One browser listened to my pitch but was more concerned with telling me of his experiences. Some browsers like to chat, and the author must beware of the ones who stand in front of your table talking while obstructing the view for potential buyers. You listen politely, at least until a potential buyer leans around Chatty Charlie to pick up a copy of your book and starts thumbing through it. That’s why many folks in retail are googly-eyed, keeping one eye on polite and one eye on potential until you finally offer Charlie your hand and turn to the potential buyer.  

Another pitfall that faces the author, especially when the fair is close to his home town, is when old friends come to see you. That’s very nice until you see a familiar face but can’t recall the name. That happened to me at least twice on Saturday, when a buyer whose face was familiar but whose name I could not recall bought a book. If the name does not surface after a casual chat, my flummoxed response is “Who should I make this out to?” You hope they give you a name – a brother, a relative - and not the dreaded “Just address it to me!” That is when the writer employs Plan B and responds: “Spell it for me, because I signed a book once for a guy named ‘Smith,’ and after I signed, he told me he  spelled his name ‘Smythe’.” 

Overall, the days away were a good break. I sold some books, saw some old friends and made some new ones. And the visits with relatives and golf with Brother Jerry and our old SAE pal Frank Farris, made the road trip, as my beloved cousin Sharon says: “Fuuuuunnnn!” 
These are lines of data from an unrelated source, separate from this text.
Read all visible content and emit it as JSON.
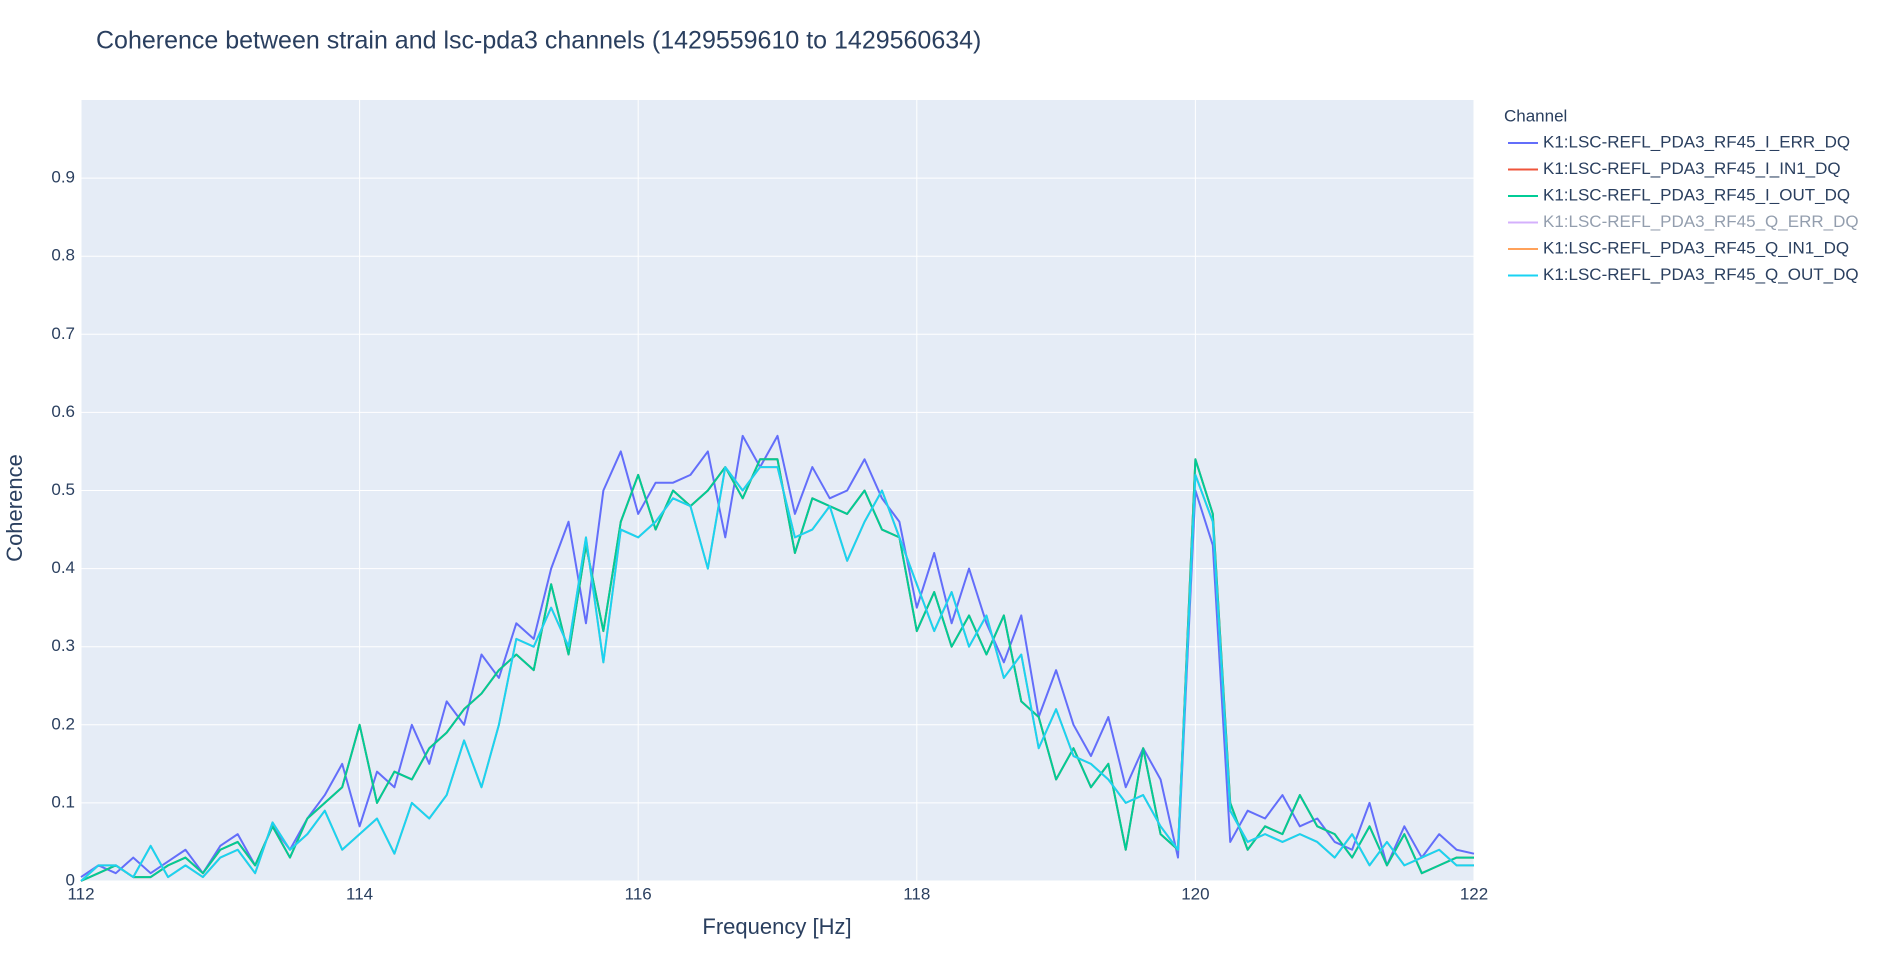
{
  "chart_data": {
    "type": "line",
    "title": "Coherence between strain and lsc-pda3 channels (1429559610 to 1429560634)",
    "x_label": "Frequency [Hz]",
    "y_label": "Coherence",
    "legend_title": "Channel",
    "legend_position": "outside-right",
    "grid": true,
    "background": "#e5ecf6",
    "xlim": [
      112,
      122
    ],
    "xticks": [
      112,
      114,
      116,
      118,
      120,
      122
    ],
    "ylim": [
      0,
      1
    ],
    "yticks": [
      0,
      0.1,
      0.2,
      0.3,
      0.4,
      0.5,
      0.6,
      0.7,
      0.8,
      0.9
    ],
    "x": [
      112,
      112.125,
      112.25,
      112.375,
      112.5,
      112.625,
      112.75,
      112.875,
      113,
      113.125,
      113.25,
      113.375,
      113.5,
      113.625,
      113.75,
      113.875,
      114,
      114.125,
      114.25,
      114.375,
      114.5,
      114.625,
      114.75,
      114.875,
      115,
      115.125,
      115.25,
      115.375,
      115.5,
      115.625,
      115.75,
      115.875,
      116,
      116.125,
      116.25,
      116.375,
      116.5,
      116.625,
      116.75,
      116.875,
      117,
      117.125,
      117.25,
      117.375,
      117.5,
      117.625,
      117.75,
      117.875,
      118,
      118.125,
      118.25,
      118.375,
      118.5,
      118.625,
      118.75,
      118.875,
      119,
      119.125,
      119.25,
      119.375,
      119.5,
      119.625,
      119.75,
      119.875,
      120,
      120.125,
      120.25,
      120.375,
      120.5,
      120.625,
      120.75,
      120.875,
      121,
      121.125,
      121.25,
      121.375,
      121.5,
      121.625,
      121.75,
      121.875,
      122
    ],
    "series": [
      {
        "name": "K1:LSC-REFL_PDA3_RF45_I_ERR_DQ",
        "color": "#636efa",
        "visible": true,
        "values": [
          0.005,
          0.02,
          0.01,
          0.03,
          0.01,
          0.025,
          0.04,
          0.01,
          0.045,
          0.06,
          0.02,
          0.07,
          0.04,
          0.08,
          0.11,
          0.15,
          0.07,
          0.14,
          0.12,
          0.2,
          0.15,
          0.23,
          0.2,
          0.29,
          0.26,
          0.33,
          0.31,
          0.4,
          0.46,
          0.33,
          0.5,
          0.55,
          0.47,
          0.51,
          0.51,
          0.52,
          0.55,
          0.44,
          0.57,
          0.53,
          0.57,
          0.47,
          0.53,
          0.49,
          0.5,
          0.54,
          0.49,
          0.46,
          0.35,
          0.42,
          0.33,
          0.4,
          0.33,
          0.28,
          0.34,
          0.21,
          0.27,
          0.2,
          0.16,
          0.21,
          0.12,
          0.17,
          0.13,
          0.03,
          0.5,
          0.43,
          0.05,
          0.09,
          0.08,
          0.11,
          0.07,
          0.08,
          0.05,
          0.04,
          0.1,
          0.02,
          0.07,
          0.03,
          0.06,
          0.04,
          0.035
        ]
      },
      {
        "name": "K1:LSC-REFL_PDA3_RF45_I_IN1_DQ",
        "color": "#ef553b",
        "visible": true,
        "values": [
          0,
          0.01,
          0.02,
          0.005,
          0.005,
          0.02,
          0.03,
          0.01,
          0.04,
          0.05,
          0.02,
          0.07,
          0.03,
          0.08,
          0.1,
          0.12,
          0.2,
          0.1,
          0.14,
          0.13,
          0.17,
          0.19,
          0.22,
          0.24,
          0.27,
          0.29,
          0.27,
          0.38,
          0.29,
          0.43,
          0.32,
          0.46,
          0.52,
          0.45,
          0.5,
          0.48,
          0.5,
          0.53,
          0.49,
          0.54,
          0.54,
          0.42,
          0.49,
          0.48,
          0.47,
          0.5,
          0.45,
          0.44,
          0.32,
          0.37,
          0.3,
          0.34,
          0.29,
          0.34,
          0.23,
          0.21,
          0.13,
          0.17,
          0.12,
          0.15,
          0.04,
          0.17,
          0.06,
          0.04,
          0.54,
          0.47,
          0.1,
          0.04,
          0.07,
          0.06,
          0.11,
          0.07,
          0.06,
          0.03,
          0.07,
          0.02,
          0.06,
          0.01,
          0.02,
          0.03,
          0.03
        ]
      },
      {
        "name": "K1:LSC-REFL_PDA3_RF45_I_OUT_DQ",
        "color": "#00cc96",
        "visible": true,
        "values": [
          0,
          0.01,
          0.02,
          0.005,
          0.005,
          0.02,
          0.03,
          0.01,
          0.04,
          0.05,
          0.02,
          0.07,
          0.03,
          0.08,
          0.1,
          0.12,
          0.2,
          0.1,
          0.14,
          0.13,
          0.17,
          0.19,
          0.22,
          0.24,
          0.27,
          0.29,
          0.27,
          0.38,
          0.29,
          0.43,
          0.32,
          0.46,
          0.52,
          0.45,
          0.5,
          0.48,
          0.5,
          0.53,
          0.49,
          0.54,
          0.54,
          0.42,
          0.49,
          0.48,
          0.47,
          0.5,
          0.45,
          0.44,
          0.32,
          0.37,
          0.3,
          0.34,
          0.29,
          0.34,
          0.23,
          0.21,
          0.13,
          0.17,
          0.12,
          0.15,
          0.04,
          0.17,
          0.06,
          0.04,
          0.54,
          0.47,
          0.1,
          0.04,
          0.07,
          0.06,
          0.11,
          0.07,
          0.06,
          0.03,
          0.07,
          0.02,
          0.06,
          0.01,
          0.02,
          0.03,
          0.03
        ]
      },
      {
        "name": "K1:LSC-REFL_PDA3_RF45_Q_ERR_DQ",
        "color": "#ab63fa",
        "visible": false
      },
      {
        "name": "K1:LSC-REFL_PDA3_RF45_Q_IN1_DQ",
        "color": "#ffa15a",
        "visible": true,
        "values": [
          0,
          0.02,
          0.02,
          0.005,
          0.045,
          0.005,
          0.02,
          0.005,
          0.03,
          0.04,
          0.01,
          0.075,
          0.04,
          0.06,
          0.09,
          0.04,
          0.06,
          0.08,
          0.035,
          0.1,
          0.08,
          0.11,
          0.18,
          0.12,
          0.2,
          0.31,
          0.3,
          0.35,
          0.3,
          0.44,
          0.28,
          0.45,
          0.44,
          0.46,
          0.49,
          0.48,
          0.4,
          0.53,
          0.5,
          0.53,
          0.53,
          0.44,
          0.45,
          0.48,
          0.41,
          0.46,
          0.5,
          0.44,
          0.38,
          0.32,
          0.37,
          0.3,
          0.34,
          0.26,
          0.29,
          0.17,
          0.22,
          0.16,
          0.15,
          0.13,
          0.1,
          0.11,
          0.07,
          0.04,
          0.52,
          0.46,
          0.09,
          0.05,
          0.06,
          0.05,
          0.06,
          0.05,
          0.03,
          0.06,
          0.02,
          0.05,
          0.02,
          0.03,
          0.04,
          0.02,
          0.02
        ]
      },
      {
        "name": "K1:LSC-REFL_PDA3_RF45_Q_OUT_DQ",
        "color": "#19d3f3",
        "visible": true,
        "values": [
          0,
          0.02,
          0.02,
          0.005,
          0.045,
          0.005,
          0.02,
          0.005,
          0.03,
          0.04,
          0.01,
          0.075,
          0.04,
          0.06,
          0.09,
          0.04,
          0.06,
          0.08,
          0.035,
          0.1,
          0.08,
          0.11,
          0.18,
          0.12,
          0.2,
          0.31,
          0.3,
          0.35,
          0.3,
          0.44,
          0.28,
          0.45,
          0.44,
          0.46,
          0.49,
          0.48,
          0.4,
          0.53,
          0.5,
          0.53,
          0.53,
          0.44,
          0.45,
          0.48,
          0.41,
          0.46,
          0.5,
          0.44,
          0.38,
          0.32,
          0.37,
          0.3,
          0.34,
          0.26,
          0.29,
          0.17,
          0.22,
          0.16,
          0.15,
          0.13,
          0.1,
          0.11,
          0.07,
          0.04,
          0.52,
          0.46,
          0.09,
          0.05,
          0.06,
          0.05,
          0.06,
          0.05,
          0.03,
          0.06,
          0.02,
          0.05,
          0.02,
          0.03,
          0.04,
          0.02,
          0.02
        ]
      }
    ]
  }
}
I returned to my normal world while driving back on Sunday. I found the right Sirius-XM channel and listened in frustration to most of the Saints’ game with Washington. The Lovely Miss Jean, whose patience with long drives is short, endured my ranting at Sean Payton’s mid-game reluctance to hand Mark Ingram the ball. After he ran for a 36-yard TD in the first quarter, he largely disappeared. It seemed to the frustrated  traveler that the Saints’ ground game was the only thing working. QB Drew Brees was getting whacked almost every time he dropped back and the crippled defense could do little to stop Washington’s pass or run games. 

We were past Tuscaloosa when the Redskins took a 31-16 lead, and we turned into an Arby’s for a late lunch. (Best fast food in America!) When we returned to the car, I was finished subjecting myself to the misery of a lost cause, so I turned the Sirius XM dial to Classic Vinyl. That allowed me to take a breath and gave my bride a little peace. 

Brother Jerry called around 3:30 and said he didn’t want to call during the Saints game, but “congratulations.” I said “for what?” He said “for the Saints winning.” I responded, “They got their a---- kicked!” And my brother, ever delighted at correcting me, informed us: “No, they won in overtime.” 

And I thought to myself: "Holy s---! I'd better not leave town again. This team is special!"

Comments (2)

1. tangoreaux said on 11/20/17 - 01:58PM
Once again you are wrong Miller . . . the correct answer is Chick-fil-A
2. Houston said on 11/21/17 - 08:48AM
I seldom respond but always read your articles. As an author I especially enjoyed this one. Hubbell Library in Algiers does a "Meet the Author" event every month on, I believe, the 2nd Tuesday of the month. You might consider contacting them. Good exposure. I watched to the end but mostly distracted until the last two minutes. Yes, they seem special this year.